After graduating, John attended Villanova where he studied business and contract law with the known goal of returning home to work at a family business, Ducci Electrical Contractors. He did just that, and has remained with the company ever since. Today, Ducci is an established electrical contractor specializing in large and aggressively-paced specialty construction projects (such as hospitals, casinos, and data centers) as well as transportation civil and electrical construction (such as highway lighting and all facets of electrical infrastructure on the Metro North and Amtrak railroads). They complete work across Connecticut, as well as areas of New York State and Massachusetts. Among current projects, they are just completing an 800,000 square foot hospital expansion in Poughkeepsie, New York, and in the early stages of construction at a new nuclear submarine manufacturing facility at General Dynamics Electric Boat in Groton, Conn.
John spoke of implementing the Avon relational learning approach into his own work and negotiating style: finding out what the person on the other side of the table needs, even if it’s not immediately apparent to you; spending time to build the relationships; developing an emotional IQ for how to talk to people; and making time for the little things that not everyone else will. He spoke strongly about how the core value of integrity was the foundation for all else. “Integrity can’t be faked. You need to genuinely be a person worth doing repeat business with. None of the rest matters if you can’t continually prove you are someone who is worthy of trust, and who will do what they say they will every time.”

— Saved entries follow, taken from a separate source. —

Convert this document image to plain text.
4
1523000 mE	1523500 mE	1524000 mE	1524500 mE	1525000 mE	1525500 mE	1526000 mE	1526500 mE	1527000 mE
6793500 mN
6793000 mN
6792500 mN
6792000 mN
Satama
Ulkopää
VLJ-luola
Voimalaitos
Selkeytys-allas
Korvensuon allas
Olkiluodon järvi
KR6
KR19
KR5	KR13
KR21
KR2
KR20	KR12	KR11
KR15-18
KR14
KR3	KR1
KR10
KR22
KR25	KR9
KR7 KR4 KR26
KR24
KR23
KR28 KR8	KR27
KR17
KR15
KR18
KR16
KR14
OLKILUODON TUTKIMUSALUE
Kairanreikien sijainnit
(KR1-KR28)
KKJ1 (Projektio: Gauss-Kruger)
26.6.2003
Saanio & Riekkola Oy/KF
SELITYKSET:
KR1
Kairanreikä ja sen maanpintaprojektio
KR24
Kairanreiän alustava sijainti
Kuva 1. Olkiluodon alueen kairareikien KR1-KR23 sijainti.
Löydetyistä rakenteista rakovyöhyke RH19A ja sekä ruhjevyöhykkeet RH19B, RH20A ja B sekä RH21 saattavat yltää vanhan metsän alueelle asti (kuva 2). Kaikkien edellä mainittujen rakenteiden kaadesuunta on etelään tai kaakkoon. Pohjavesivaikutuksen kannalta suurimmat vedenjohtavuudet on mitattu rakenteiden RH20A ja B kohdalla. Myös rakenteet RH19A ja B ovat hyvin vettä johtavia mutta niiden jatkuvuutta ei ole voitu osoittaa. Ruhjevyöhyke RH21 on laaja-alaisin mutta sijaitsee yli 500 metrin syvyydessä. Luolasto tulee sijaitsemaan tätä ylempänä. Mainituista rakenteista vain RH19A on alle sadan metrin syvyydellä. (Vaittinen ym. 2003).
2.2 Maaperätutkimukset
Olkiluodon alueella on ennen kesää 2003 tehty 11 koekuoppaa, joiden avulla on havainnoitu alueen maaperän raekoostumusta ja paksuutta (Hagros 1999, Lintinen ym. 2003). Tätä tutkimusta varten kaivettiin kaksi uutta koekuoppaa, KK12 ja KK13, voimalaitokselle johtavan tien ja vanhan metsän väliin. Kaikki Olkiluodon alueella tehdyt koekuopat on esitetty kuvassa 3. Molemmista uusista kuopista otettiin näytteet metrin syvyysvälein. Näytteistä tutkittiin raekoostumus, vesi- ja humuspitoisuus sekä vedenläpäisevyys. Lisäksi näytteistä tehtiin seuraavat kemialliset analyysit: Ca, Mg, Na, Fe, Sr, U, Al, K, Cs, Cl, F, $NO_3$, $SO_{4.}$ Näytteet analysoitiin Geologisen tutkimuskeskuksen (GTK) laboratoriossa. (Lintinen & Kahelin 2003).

“Now, as executive vice president, it’s my duty to find ways to bring out the best in my employees and equip them to be successful. Being higher on the ladder now, in my opinion, brings with it an obligation to wield that influence very carefully and responsibly, and to use it to challenge those capable of further growth and help bring them along. If you had good mentors, you know how you want to act when you get there. Avon was full of good mentors and was an important factor for me in learning those lessons.”
In 2013, John and his wife Amy were married in Avon’s chapel. Together, they have a five-year-old son, Cody, a three-year-old daughter, Chloe, and a baby boy expected any day now. They have a home in Harwinton, Conn., and the family business is based in Farmington, not 15 minutes from Avon’s campus.
And yes, he also still enjoys playing guitar and singing in bands. His band, The Tradesmen, plays mostly outdoor municipal events in the summer, fairs in the fall, and various private events and weddings, even including the occasional Avon Old Farms holiday party.
“As students, there were always rumors about the faculty holiday party that happened once we were sent home for winter break. Getting to play one and seeing some of my old teachers was so much fun. And, it was great to be back where it all began.”
We’re hopeful that the Avon community will all come back to where it all began for Reunion Weekend 2021, as long as COVID-19 restrictions allow.